Non, je vous parle de cette boite et de ce film absent. C'est bien suffisant. Non mais oh. 

Hier dans la nuit, j'ai rêvé d'un garçon de ma classe. J'ai rêve de toute ma famille en fait. De copines de la fac, du lycée et du collège. Le boulot. Et j'étais à l'aéroport. En aparté, je dirai que j'aime vraiment quand mon cerveau m'offre des retrouvailles avec de vieux amis. Qu'il les fait réagir comme ils réagiraient dans la réalité. Je sais que c'est moi qui décide tout mais çà fait du bien de ne pas sentir, justement, que je maitrise tout dans le déroulement de ce rêve. Comprenez? 
Donc j'ai rêvé de ce garçon. Il a quand même 25 ans. Mais il a un problème épidermique particulièrement dur à assumer je pense. Il a une immense tache de vin qui lui recouvre tout le menton et la moitié de la figure. Ajouté à çà, une acné agressive et une inflammation de la lèvre inférieure. Bref, çà doit vraiment pas être évident à gérer. Et je ne sais pas s'il a une copine.
Tout ce que je sais, c'est qu'il est très gentil et qu'il a des yeux vert clair. De très beaux yeux verts.
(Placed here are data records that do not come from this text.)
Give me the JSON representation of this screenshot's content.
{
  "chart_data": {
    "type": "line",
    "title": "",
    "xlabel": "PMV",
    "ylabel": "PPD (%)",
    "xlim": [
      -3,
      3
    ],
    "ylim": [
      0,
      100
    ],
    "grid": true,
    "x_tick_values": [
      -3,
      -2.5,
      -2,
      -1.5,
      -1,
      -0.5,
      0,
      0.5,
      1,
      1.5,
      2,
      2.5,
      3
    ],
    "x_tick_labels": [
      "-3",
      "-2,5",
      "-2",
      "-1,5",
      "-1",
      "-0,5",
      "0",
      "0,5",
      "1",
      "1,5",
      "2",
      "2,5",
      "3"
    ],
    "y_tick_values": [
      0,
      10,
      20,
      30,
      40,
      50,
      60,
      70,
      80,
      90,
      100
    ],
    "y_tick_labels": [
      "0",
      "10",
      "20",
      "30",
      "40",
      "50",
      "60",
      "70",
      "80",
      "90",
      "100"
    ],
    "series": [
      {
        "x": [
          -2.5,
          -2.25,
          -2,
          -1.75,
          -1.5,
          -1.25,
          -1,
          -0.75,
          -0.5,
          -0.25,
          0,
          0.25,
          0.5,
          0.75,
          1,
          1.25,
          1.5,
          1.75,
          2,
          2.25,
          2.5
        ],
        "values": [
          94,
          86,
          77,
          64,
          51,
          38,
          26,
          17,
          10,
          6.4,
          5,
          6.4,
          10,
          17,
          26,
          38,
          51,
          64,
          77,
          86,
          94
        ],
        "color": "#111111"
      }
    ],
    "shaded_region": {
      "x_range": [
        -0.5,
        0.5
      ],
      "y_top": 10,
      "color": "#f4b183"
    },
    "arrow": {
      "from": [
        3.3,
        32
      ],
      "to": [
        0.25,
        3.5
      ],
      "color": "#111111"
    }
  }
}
Bref, j'ai rêvé de lui. On était roulé en boule sur des poufs particulièrement peu confortables l'un contre l'autre et tête bêche. Trop pratique. Et à un moment, j'ai senti sa main toucher mes reins. Juste un doigt qui a fait une boucle tout en bas de mon dos.. Noyée dans mon rêve, j'ai ressenti tellement fort, tellement intensément ce contact.. J'ai senti s'éveiller chaque cellule de peau en contact avec cette main. Une sensation si forte qu'elle en était douloureuse. Je me suis rebellée. Parce que quand même, on est pas intime, oh! et brusquement, il se retrouvait roulé en boule contre moi. Son dos contre mon ventre et il avait calé sa tête entre mes bras..
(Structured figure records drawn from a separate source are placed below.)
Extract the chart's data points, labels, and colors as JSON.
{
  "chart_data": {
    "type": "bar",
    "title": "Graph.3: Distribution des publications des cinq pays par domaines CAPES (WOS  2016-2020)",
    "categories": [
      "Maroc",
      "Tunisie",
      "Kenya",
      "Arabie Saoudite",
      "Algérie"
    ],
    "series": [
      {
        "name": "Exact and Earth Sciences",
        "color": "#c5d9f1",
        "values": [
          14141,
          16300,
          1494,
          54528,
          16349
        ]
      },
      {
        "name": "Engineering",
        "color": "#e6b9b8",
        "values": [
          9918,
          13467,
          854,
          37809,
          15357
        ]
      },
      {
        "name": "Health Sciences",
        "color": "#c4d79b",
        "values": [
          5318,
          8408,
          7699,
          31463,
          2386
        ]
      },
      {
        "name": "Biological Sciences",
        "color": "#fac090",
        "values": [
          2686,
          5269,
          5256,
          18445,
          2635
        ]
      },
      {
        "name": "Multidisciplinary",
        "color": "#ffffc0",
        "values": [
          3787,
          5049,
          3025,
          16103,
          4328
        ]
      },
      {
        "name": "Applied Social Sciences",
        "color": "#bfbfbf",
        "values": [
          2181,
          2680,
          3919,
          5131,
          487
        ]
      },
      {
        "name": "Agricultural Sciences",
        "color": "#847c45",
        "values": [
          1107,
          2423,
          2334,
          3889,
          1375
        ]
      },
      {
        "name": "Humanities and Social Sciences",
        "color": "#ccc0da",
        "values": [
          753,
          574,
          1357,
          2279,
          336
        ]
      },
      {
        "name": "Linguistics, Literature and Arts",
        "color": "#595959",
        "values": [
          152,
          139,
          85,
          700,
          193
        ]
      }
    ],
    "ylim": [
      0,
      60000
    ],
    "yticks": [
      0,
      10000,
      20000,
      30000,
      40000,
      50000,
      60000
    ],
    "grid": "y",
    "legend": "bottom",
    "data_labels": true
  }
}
Parfois, je dois dire que je déteste profondément mon Inconscient pour les douleurs qu'il déclenche pour la journée. L'homme que je tenais ainsi contre moi n'était plus l'homme de ma classe. C'était mon homme à moi. Et çà, c'est vache. Vache de me souvenir à quel point je me retrouvais noyée dans cette cascade de tendresse qui me tombait dessus quand il venait sous la couette, s'attacher à moi. Souvent, sa tête venait se poser sur mon ventre ou juste sous mes seins. Il passait ses bras autour de moi. Quitte à perdre la circulation dans celui qui passait dans mon dos. Et il me tenait, comme çà. Il ne disait jamais rien, tu vois. Mais sa douleur, sa solitude et son besoin de tendresse parlaient pour lui. Quand je levais la couette pour faire un peu de lumière, il la rabattait en grognant et me serrait encore plus fort. 

Tous les matins, il attendait que je me réveille. Il voulait attraper mon premier regard. On dormait si peu. Si peu. Chacun avait un besoin immense de l'autre. On a vécu en osmose, vous savez. Alors le matin, on se réveillait vers six heures et quelques. Il me prenait dans ses bras, on comatait pendant de longues minutes qui passaient à la vitesse de secondes pressées. Puis son réveil se mettait en route. On grognait pour la forme puis il me déposait sur mon oreiller et se levait en frissonnant. Prenait son petit dèj' puis montait à la salle de bain. Une fois rasé, propre et parfumé mais pas encore habillé, il revenait dans le lit. Il fallait que je fasse attention à ne pas déranger sa coiffure alors tous les quatre matins, je lui faisais une coupe à ma façon et il pestait. Mais il sentait bon. Incroyablement bon. Et il était tout doux. J'avais le droit à un nouveau câlin et il partait travailler.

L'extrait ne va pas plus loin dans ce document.